Median OS was 27.5 mo (95% CI, 16.2–47.3). Estimated 5-y OS rate was 38.1% (95% CI, 31.6%–44.7%). Six pts enrolled in the LTFU study were followed and alive at 7 y after infusion. Pts who achieved CR had prolonged OS (median [95% CI], NR [53.9–NR]) with 5-y OS rate of 55.9% (95% CI, 45.8%–64.9%). Estimated 5-y DSS rate (excluding deaths unrelated to disease progression) was 52.0% (95% CI, 45.1%–58.5%). Among the 345 leukapheresed pts, 175 (51%) died after CAR T cell infusion, with 136 (39%) deaths occurring > 90 d after infusion, most commonly due to PD (n = 102; 30%). Thirty pts died > 2 y after CAR T cell infusion, including 10 due to PD, 2 due to AEs (progressive multifocal leukoencephalopathy [PML] and COVID-19 pneumonia as noted below as grade 5 infections), 8 due to unknown reasons, and 10 due to other reasons, suggesting that most deaths occurred before 2 y and that pts who were alive at 2 y had increased chances of prolonged survival. Liso‑cel was present in peripheral blood in 34% (13/38) of pts with samples available at 5 y after infusion.

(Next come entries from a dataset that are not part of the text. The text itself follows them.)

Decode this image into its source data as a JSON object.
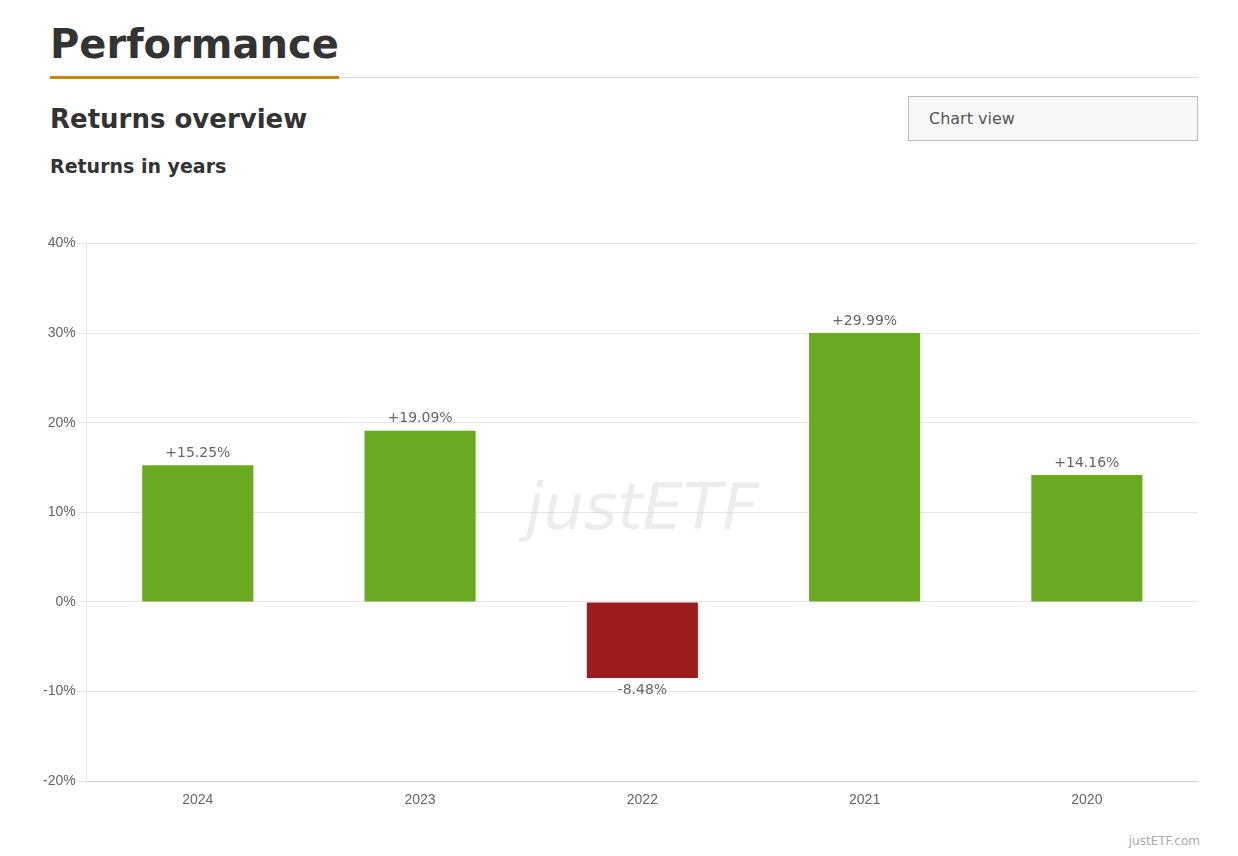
{
  "chart_data": {
    "type": "bar",
    "title": "Performance",
    "subtitle": "Returns overview",
    "annotations": [
      "Returns in years",
      "Chart view",
      "justETF",
      "justETF.com"
    ],
    "categories": [
      "2024",
      "2023",
      "2022",
      "2021",
      "2020"
    ],
    "values": [
      15.25,
      19.09,
      -8.48,
      29.99,
      14.16
    ],
    "value_labels": [
      "+15.25%",
      "+19.09%",
      "-8.48%",
      "+29.99%",
      "+14.16%"
    ],
    "colors": [
      "#6aaa1e",
      "#6aaa1e",
      "#9b1c1c",
      "#6aaa1e",
      "#6aaa1e"
    ],
    "ylim": [
      -20,
      40
    ],
    "yticks": [
      {
        "value": -20,
        "label": "-20%"
      },
      {
        "value": -10,
        "label": "-10%"
      },
      {
        "value": 0,
        "label": "0%"
      },
      {
        "value": 10,
        "label": "10%"
      },
      {
        "value": 20,
        "label": "20%"
      },
      {
        "value": 30,
        "label": "30%"
      },
      {
        "value": 40,
        "label": "40%"
      }
    ],
    "grid": true,
    "data_labels": true
  }
}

Among the 249 pts with data in the post-TE period (≥ 91 d after liso-cel infusion or initiation of another anticancer therapy or liso-cel retreatment), no new safety signals were observed; 45% of pts had any-grade AEs and 25% had grade ≥ 3 AEs. The most common grade ≥ 3 post-TE AEs were cytopenias (neutropenia, 7%; anemia, 6%; thrombocytopenia, 4%). Median (range) duration of grade 3–4 prolonged (ie, unresolved at D29 visit) neutropenia, anemia, and thrombocytopenia was 26.5 d (3–337), 22.0 d (4–73), and 30.5 d (2–329), respectively. In the post-TE period, 14 (6%) pts had grade ≥ 3 infections (grade 5, n = 3). Of the 3 pts with grade 5 infections, 2 had received subsequent anticancer therapy; 1 died of septic shock on D79 after infusion and 5 d after subsequent anticancer therapy, 1 died of PML on D775 after infusion, and 1 died of COVID-19 pneumonia on D1660 after infusion and after subsequent anticancer therapy on D135. Nineteen (8%) pts had second primary malignancies (most commonly nonmelanoma skin cancers [n = 7] and myelodysplastic syndrome [n = 9]).

Conclusions: With longer follow-up, responses to liso-cel continue to be durable; the estimated OS rate at 5 y was 38.1% and estimated DSS rate at 5 y was 52.0%. Liso-cel showed similar median OS, 5-y OS rate, and 5-y DSS rate to those reported for ZUMA-1. Rates of grade ≥ 3 post-TE AEs were low, and no new safety signals were observed. These data support the curative potential of liso-cel in pts with R/R LBCL.